Les gérants s’accordent unanimement pour reconnaître la pression de la clientèle en cas de divergence envers la norme constituée par le benchmark. Chaque choix effectué par un gérant actif signifie prendre un pari par rapport à cet indice de référence. Il s’écarte ainsi des performances de son indice. Si ce choix se révèle mauvais, il aura à s’en expliquer à ses clients comme à sa hiérarchie :

« La référence aux indices est importante. Tout gérant a un marché à battre. Et si tu prends des positions contrariantes et que tu as tort -parce que tu peux avoir tort, tu ne peux pas toujours avoir raison-, tu peux t'écarter assez largement de ton indice dans le mauvais sens et en général tu as des comptes à rendre à ton client, à ta hiérarchie, etc. Et je pense que ça, la gestion indicielle et benchmarkée contribue au mimétisme du marché. On a des comités de gestion toutes les semaines et si sur un mois, il y a une sous performance, je suis un peu obligé d'expliquer pourquoi. Je suis obligé d'expliquer ma position, de rendre des comptes. » (Gérant 12)
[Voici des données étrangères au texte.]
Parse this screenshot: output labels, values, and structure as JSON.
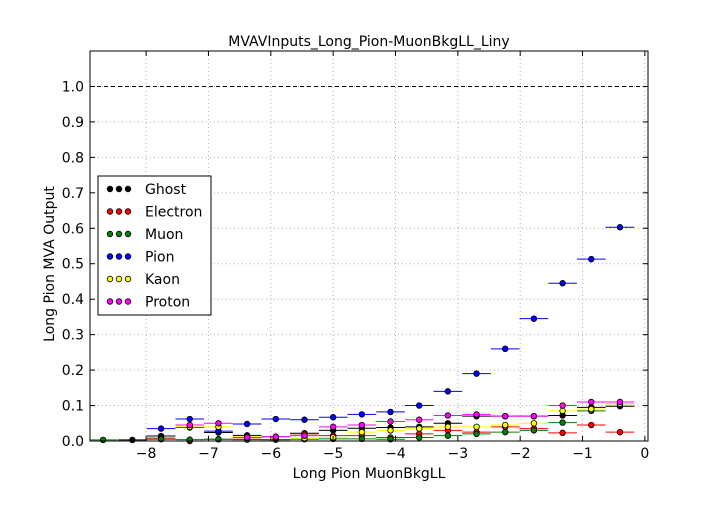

Cette pression est d’autant plus forte que le marché imprime une tendance sur un secteur en particulier, comme les nouvelles technologies à la fin des années 1990, ou encore le secteur pétrolier depuis 2003. L’engouement révélé pour tel ou tel secteur décrédibilise le gérant qui se tient à l’écart de celui-ci, et sa réputation s’en trouve largement entachée. Même un gérant fondamentaliste qui ne croit pas dans cet engouement est parfois obligé de s’y plier, du fait de l’impact de celui-ci sur sa performance. De peur de voir sa clientèle partir à la concurrence qui, elle, bénéficie de ce mouvement spéculatif.

« On est tous benchmarkés. Tu ne peux pas y être insensible puisque c'est à ça qu'on te compare. Et des fois, il faut se dire que si c'est la panique, que tout le monde part en courant, même si ça a une valeur d'entreprise -la valeur liquidative comptable- même si tu sais qu'on est en-dessous... Il y a un moment où il faut tenir bon. Mais il y a un moment où la pression est trop forte. Tu perds, tu perds… Il y a d'autres contraintes qui vont te faire arrêter cette position. Tu vas lâcher pour des questions de contrôle des risques, des questions de pression commerciale, de pression de résultats, de performance. Tu vas devoir lâcher. Installer des " stop loss2 ", les actionner. Parce que chacun à un moment doit rendre des comptes. » (Gérant 8)

« Le facteur qui va nous faire lâcher, c'est l'impact sur la performance, c'est que, au bout d'un moment, si on est dans le mauvais sens et que ça nous coûte une fortune, il y a un seuil. Je ne sais pas à combien il est. Ça doit être à autour de 20 centimes de performance relative. » (Gérant 10)

1

Pour « performance » 2

Ordre à seuil de déclenchement : si le prix baisse en dessous d’un seuil prédéfini, la valeur est vendue afin de limiter les pertes encourues.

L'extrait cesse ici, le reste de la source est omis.